Having bladder and bowel issues can be distressing for a person with dementia and upsetting for those around them. However, although it can be an issue for people, it is a surprisingly common one, and the good news is that there is plenty of help out there.
Bladder and Bowel Symptoms?
Bladder and bowel symptoms are not an inevitable symptom of dementia, but there are a number of reasons why someone with dementia could have issues. These include various medical conditions, a number of which are treatable.
Medical Causes Include:
- Urinary Tract Infections (UTI) usually respond to treatment with medication
- Prostate gland trouble affects men and may be resolved with an operation or treatment
- Side-effects of medication can be addressed by the GP
- Constipation can put pressure on the bladder and can also lead to faecal incontinence. Improving Nutritional Intake including eating foods that are high in fibre, drinking plenty of fluids and keeping physically active can help prevent this
Non-medical Causes Include:
- Forgetting to go to the toilet
- Not recognising the need to go to the toilet
- Forgetting where the toilet is
- Poor environment including inadequate Lighting and lack of Contrast between the toilet seat and the surrounding area
SPHERE (Supporting Pelvic Health through Empowerment, Rehabilitation and Education) Bladder and Bowel Service, provides a professional, caring, confidential and supportive approach to people with bladder or/and bowel symptoms. The aim is to promote continence by empowering individuals to self manage symptoms by teaching behavioural and lifestyle changes that can promote bladder and bowel health. The team also work with people experiencing dysfunctional bladder and bowel problems. The service has two specially trained teams with the north team covering East Dunbartonshire clinics in Milngavie or Kirkintilloch. Home assessment for those who require this can also be provided. These teams include specialist nurses and physiotherapists who can advise and support people to improve bladder or/and bowel symptoms or prevent any deterioration by facilitating and providing rehabilitative treatments. Referral to the service is made by the GP.

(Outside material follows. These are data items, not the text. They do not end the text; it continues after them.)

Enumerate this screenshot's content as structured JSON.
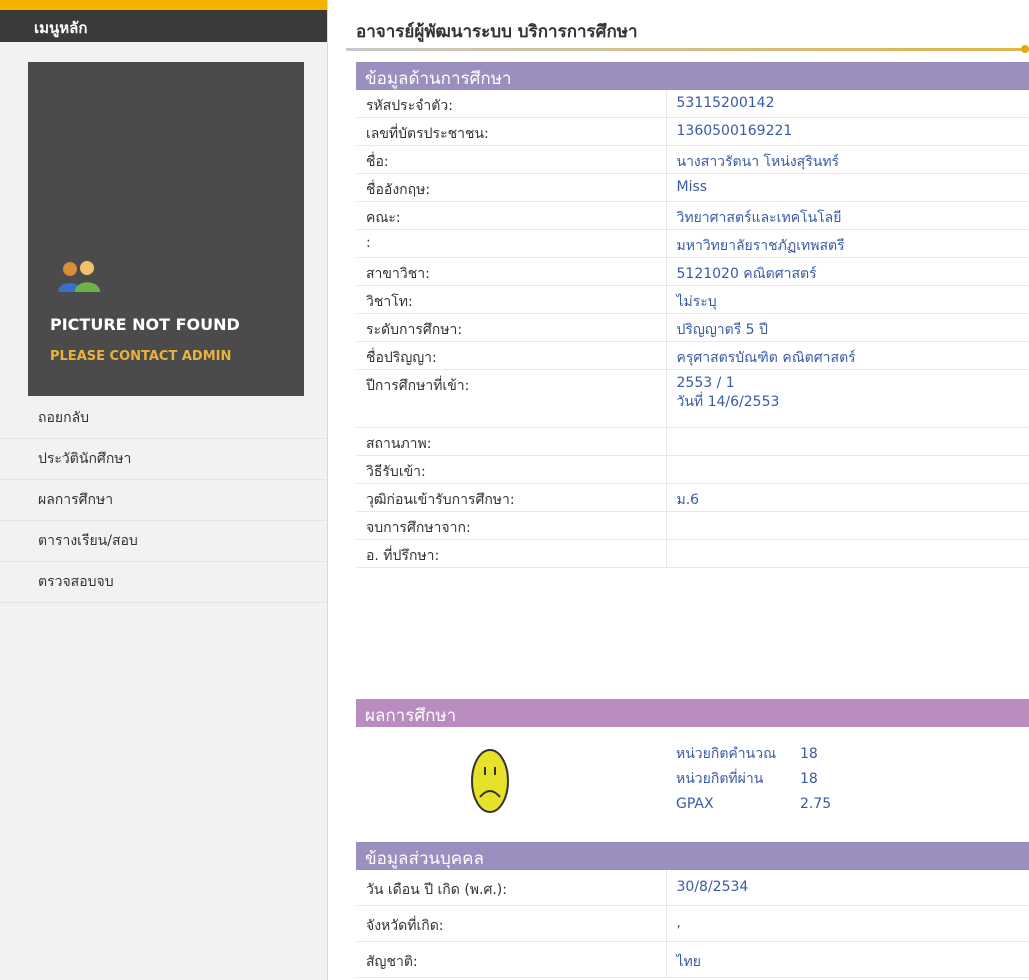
{
  "sidebar": {
    "menu_title": "เมนูหลัก",
    "photo": {
      "line1": "PICTURE NOT FOUND",
      "line2": "PLEASE CONTACT ADMIN",
      "icon": "people-icon"
    },
    "items": [
      {
        "label": "ถอยกลับ"
      },
      {
        "label": "ประวัตินักศึกษา"
      },
      {
        "label": "ผลการศึกษา"
      },
      {
        "label": "ตารางเรียน/สอบ"
      },
      {
        "label": "ตรวจสอบจบ"
      }
    ]
  },
  "main": {
    "title": "อาจารย์ผู้พัฒนาระบบ บริการการศึกษา",
    "education": {
      "heading": "ข้อมูลด้านการศึกษา",
      "rows": [
        {
          "label": "รหัสประจำตัว:",
          "value": "53115200142"
        },
        {
          "label": "เลขที่บัตรประชาชน:",
          "value": "1360500169221"
        },
        {
          "label": "ชื่อ:",
          "value": "นางสาวรัตนา โหน่งสุรินทร์"
        },
        {
          "label": "ชื่ออังกฤษ:",
          "value": "Miss"
        },
        {
          "label": "คณะ:",
          "value": "วิทยาศาสตร์และเทคโนโลยี"
        },
        {
          "label": ":",
          "value": "มหาวิทยาลัยราชภัฏเทพสตรี"
        },
        {
          "label": "สาขาวิชา:",
          "value": "5121020 คณิตศาสตร์"
        },
        {
          "label": "วิชาโท:",
          "value": "ไม่ระบุ"
        },
        {
          "label": "ระดับการศึกษา:",
          "value": "ปริญญาตรี 5 ปี"
        },
        {
          "label": "ชื่อปริญญา:",
          "value": "ครุศาสตรบัณฑิต คณิตศาสตร์"
        },
        {
          "label": "ปีการศึกษาที่เข้า:",
          "value": "2553 / 1",
          "value2": "วันที่ 14/6/2553"
        },
        {
          "label": "สถานภาพ:",
          "value": ""
        },
        {
          "label": "วิธีรับเข้า:",
          "value": ""
        },
        {
          "label": "วุฒิก่อนเข้ารับการศึกษา:",
          "value": "ม.6"
        },
        {
          "label": "จบการศึกษาจาก:",
          "value": ""
        },
        {
          "label": "อ. ที่ปรึกษา:",
          "value": ""
        }
      ]
    },
    "results": {
      "heading": "ผลการศึกษา",
      "face": "sad-face-icon",
      "stats": [
        {
          "key": "หน่วยกิตคำนวณ",
          "value": "18"
        },
        {
          "key": "หน่วยกิตที่ผ่าน",
          "value": "18"
        },
        {
          "key": "GPAX",
          "value": "2.75"
        }
      ]
    },
    "personal": {
      "heading": "ข้อมูลส่วนบุคคล",
      "rows": [
        {
          "label": "วัน เดือน ปี เกิด (พ.ศ.):",
          "value": "30/8/2534"
        },
        {
          "label": "จังหวัดที่เกิด:",
          "value": ","
        },
        {
          "label": "สัญชาติ:",
          "value": "ไทย"
        }
      ]
    }
  },
  "colors": {
    "section_purple": "#9a8fbf",
    "section_pink": "#b98bbf",
    "value_blue": "#3a5aa8",
    "top_strip": "#f3b400",
    "sidebar_dark": "#3a3a3a"
  }
}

Read more in Continence management – Advice for Carers of People with Dementia from Alzheimer Scotland and 10 Helpful Hints for Dementia Design at Home from the Dementia Services Development Centre.
Continence can be distressing but it is important to discuss your concerns as help is available, The Name’s Noone….Archie Noone is a short film funded by the Care Inspectorate in an attempt to remove some of the stigma around discussing continence issues.